Ganz anders bewertet der CDU-Bundestagsabgeordnete Jan-Marco Luczak die Zahlen. Dieser Anstieg der Mieten zeige erneut, dass „wir deutlich zu wenig Wohnungen“ in Berlin haben: „Jetzt rächt sich, dass das Thema Neubau vom ehemaligen Stadtentwicklungssenator Michael Müller über lange Jahre verschlafen wurde.“ Dazu passe, dass der rot-rot-grüne Senat etwa auf den Neubau von 5000 Wohnungen auf der Elisabeth-Aue in Pankow verzichtete.

Auch bei der SPD schrillen nun die Alarmglocken. Schon mit der Unterzeichnung des Koalitionsvertrages herrscht unter Sozialdemokraten der Argwohn, Linke-Senatorin Lompscher nehme die Wohnungsbau-Ziele nicht ernst genug und konzentriere sich zu sehr darauf, die Bedingungen für Berlins Sozialmieter zu verbessern, anstatt den Neubau zu ermöglichen. „Die SPD will den Wohnungsneubau und wird darauf drängen, dass die Zahlen erreicht werden“, sagte die baupolitische Sprecherin, die stellvertretende SPD-Landeschefin Iris Spranger.
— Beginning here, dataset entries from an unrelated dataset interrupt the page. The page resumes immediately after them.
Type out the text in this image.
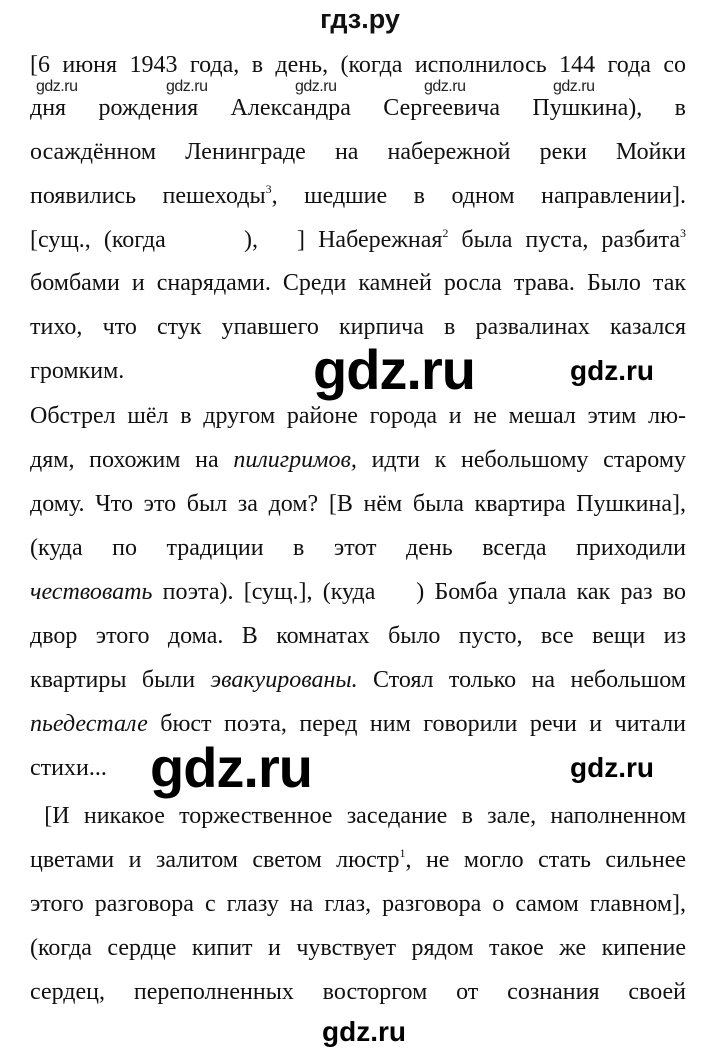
гдз.ру
[6 июня 1943 года, в день, (когда исполнилось 144 года со
дня рождения Александра Сергеевича Пушкина), в
осаждённом Ленинграде на набережной реки Мойки
появились пешеходы$^3$, шедшие в одном направлении].
[сущ., (когда      ),   ] Набережная$^2$ была пуста, разбита$^3$
бомбами и снарядами. Среди камней росла трава. Было так
тихо, что стук упавшего кирпича в развалинах казался
громким.
Обстрел шёл в другом районе города и не мешал этим лю-
дям, похожим на пилигримов, идти к небольшому старому
дому. Что это был за дом? [В нём была квартира Пушкина],
(куда по традиции в этот день всегда приходили
чествовать поэта). [сущ.], (куда    ) Бомба упала как раз во
двор этого дома. В комнатах было пусто, все вещи из
квартиры были эвакуированы. Стоял только на небольшом
пьедестале бюст поэта, перед ним говорили речи и читали
стихи...
[И никакое торжественное заседание в зале, наполненном
цветами и залитом светом люстр$^1$, не могло стать сильнее
этого разговора с глазу на глаз, разговора о самом главном],
(когда сердце кипит и чувствует рядом такое же кипение
сердец, переполненных восторгом от сознания своей
gdz.ru	gdz.ru	gdz.ru	gdz.ru	gdz.ru
gdz.ru	gdz.ru
gdz.ru	gdz.ru
gdz.ru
Private Bauträger ziehen sich wegen Auflagen zurück

Zuletzt hatten auch der Regierende Bürgermeister Michael Müller und Fraktionschef Raed Saleh (beide SPD) versichert, sie würden darauf achten, dass die 30.000 Neubauwohnungen bis zum Ende der Legislatur auch gebaut würden. Damit meinen sie aber nur die 6000 neuen Einheiten jährlich, die die öffentlichen Wohnungsgesellschaften zum Teil mit Förderung des Landes und subventionierten Mieten errichten sollen. Gleichwohl ist klar, dass auch private Bauträger ihren Beitrag leisten müssen, wenn die Stadt weiter wie bisher wachsen soll.
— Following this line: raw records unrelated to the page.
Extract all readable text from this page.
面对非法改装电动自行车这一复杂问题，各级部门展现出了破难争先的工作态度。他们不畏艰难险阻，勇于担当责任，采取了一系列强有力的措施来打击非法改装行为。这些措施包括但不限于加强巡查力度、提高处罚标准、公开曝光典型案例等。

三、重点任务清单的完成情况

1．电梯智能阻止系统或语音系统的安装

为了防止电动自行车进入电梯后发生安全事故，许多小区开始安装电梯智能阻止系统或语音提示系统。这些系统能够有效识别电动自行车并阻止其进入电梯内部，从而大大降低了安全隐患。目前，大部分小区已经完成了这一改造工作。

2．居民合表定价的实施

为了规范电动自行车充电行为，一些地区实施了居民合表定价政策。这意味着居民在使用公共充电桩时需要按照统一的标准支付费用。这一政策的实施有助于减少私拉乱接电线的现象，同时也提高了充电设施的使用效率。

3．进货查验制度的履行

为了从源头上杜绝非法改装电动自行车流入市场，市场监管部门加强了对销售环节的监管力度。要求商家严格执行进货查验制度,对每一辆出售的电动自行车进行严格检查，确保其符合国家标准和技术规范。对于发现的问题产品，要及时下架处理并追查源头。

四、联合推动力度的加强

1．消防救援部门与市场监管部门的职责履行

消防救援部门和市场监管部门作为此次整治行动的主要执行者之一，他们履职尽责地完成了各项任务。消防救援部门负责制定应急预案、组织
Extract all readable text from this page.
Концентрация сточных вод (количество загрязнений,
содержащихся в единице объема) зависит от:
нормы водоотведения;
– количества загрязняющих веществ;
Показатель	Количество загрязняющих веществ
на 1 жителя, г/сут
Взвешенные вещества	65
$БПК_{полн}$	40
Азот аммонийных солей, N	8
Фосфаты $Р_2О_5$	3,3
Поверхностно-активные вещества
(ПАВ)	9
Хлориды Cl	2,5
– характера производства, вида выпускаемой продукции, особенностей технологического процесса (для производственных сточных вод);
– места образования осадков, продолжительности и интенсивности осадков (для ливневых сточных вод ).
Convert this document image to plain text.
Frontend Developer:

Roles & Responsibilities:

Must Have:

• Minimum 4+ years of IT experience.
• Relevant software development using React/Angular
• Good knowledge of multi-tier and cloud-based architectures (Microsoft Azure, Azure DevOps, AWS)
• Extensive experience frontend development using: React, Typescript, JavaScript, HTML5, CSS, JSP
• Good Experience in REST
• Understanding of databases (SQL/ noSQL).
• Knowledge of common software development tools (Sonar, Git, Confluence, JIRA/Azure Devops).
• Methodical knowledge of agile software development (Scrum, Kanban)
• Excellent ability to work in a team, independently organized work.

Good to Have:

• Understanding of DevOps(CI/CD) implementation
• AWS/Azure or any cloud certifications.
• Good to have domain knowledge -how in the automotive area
Aber genau hier hakt es. Der Landesverband der freien Wohnungsunternehmen hat eine „Flucht von Bauträgern nach Brandenburg“ festgestellt. „Die Rahmenbedingungen haben sich verschlechtert“, sagte Vizegeschäftsführer Bernd Strehlow. Er meint damit steigende Grundstückspreise und eine generelle Knappheit möglicher Projekte, aber auch politische Vorgaben. Viele Entwickler scheuten die langen Bebauungsplanverfahren und seien verunsichert wegen der erweiterten Beteiligungsmöglichkeiten für Anlieger und andere Betroffene. Die Bauträger suchten nur noch nach Vorhaben, die sie als Lückenschluss ohne einen Bebauungsplan realisieren könnten, aber von diesen gebe es immer weniger, und die Zahl der dadurch entstehenden Wohnungen sei begrenzt.
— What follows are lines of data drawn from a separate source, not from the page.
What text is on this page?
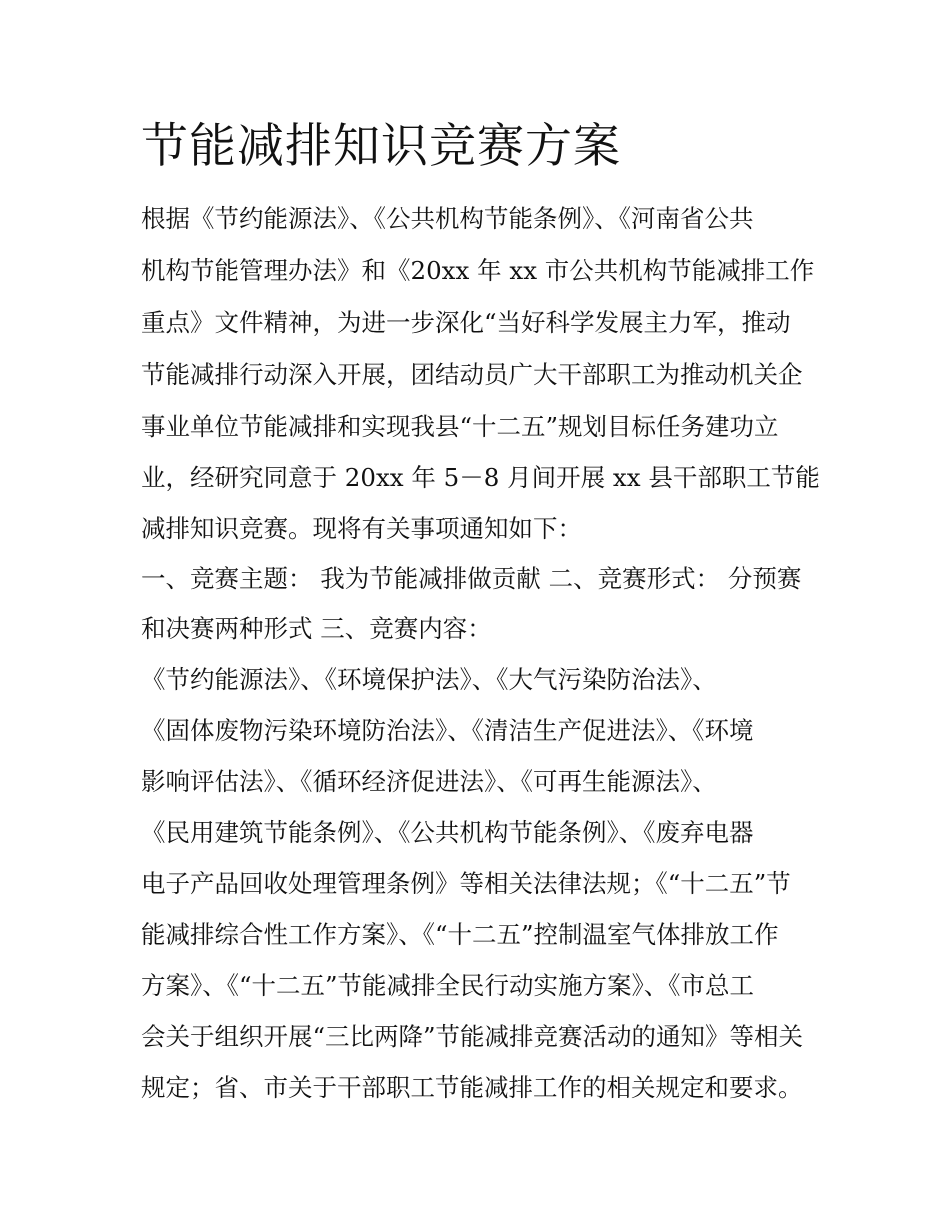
节能减排知识竞赛方案

根据《节约能源法》、《公共机构节能条例》、《河南省公共

机构节能管理办法》和《20xx 年 xx 市公共机构节能减排工作

重点》文件精神，为进一步深化“当好科学发展主力军，推动

节能减排行动深入开展，团结动员广大干部职工为推动机关企

事业单位节能减排和实现我县“十二五”规划目标任务建功立

业，经研究同意于 20xx 年 5－8 月间开展 xx 县干部职工节能

减排知识竞赛。现将有关事项通知如下：

一、竞赛主题： 我为节能减排做贡献 二、竞赛形式： 分预赛

和决赛两种形式 三、竞赛内容：

《节约能源法》、《环境保护法》、《大气污染防治法》、

《固体废物污染环境防治法》、《清洁生产促进法》、《环境

影响评估法》、《循环经济促进法》、《可再生能源法》、

《民用建筑节能条例》、《公共机构节能条例》、《废弃电器

电子产品回收处理管理条例》等相关法律法规；《“十二五”节

能减排综合性工作方案》、《“十二五”控制温室气体排放工作

方案》、《“十二五”节能减排全民行动实施方案》、《市总工

会关于组织开展“三比两降”节能减排竞赛活动的通知》等相关

规定；省、市关于干部职工节能减排工作的相关规定和要求。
Auch die verschärften Auflagen von Rot-Rot-Grün, den Investoren auf einem Drittel der neuen Wohnfläche nur Mieten von 6,50 Euro zu gestatten, verschrecken die Privaten. Auch beim Wohnungsverband BBU, der vor allem die öffentlichen Gesellschaften vertritt, wird eingeräumt, dass die neuen Beteiligungsverfahren die Branche verunsicherten, weil die Gefahr bestehe, dass laufende Projekte umgeplant werden müssten. Gleichwohl wird der Rückgang der Baugenehmigungen aber auch damit erklärt, dass viele Investoren im vergangenen Jahr ihre Vorhaben wegen der anstehenden Mietpreisbremse vorgezogen hätten.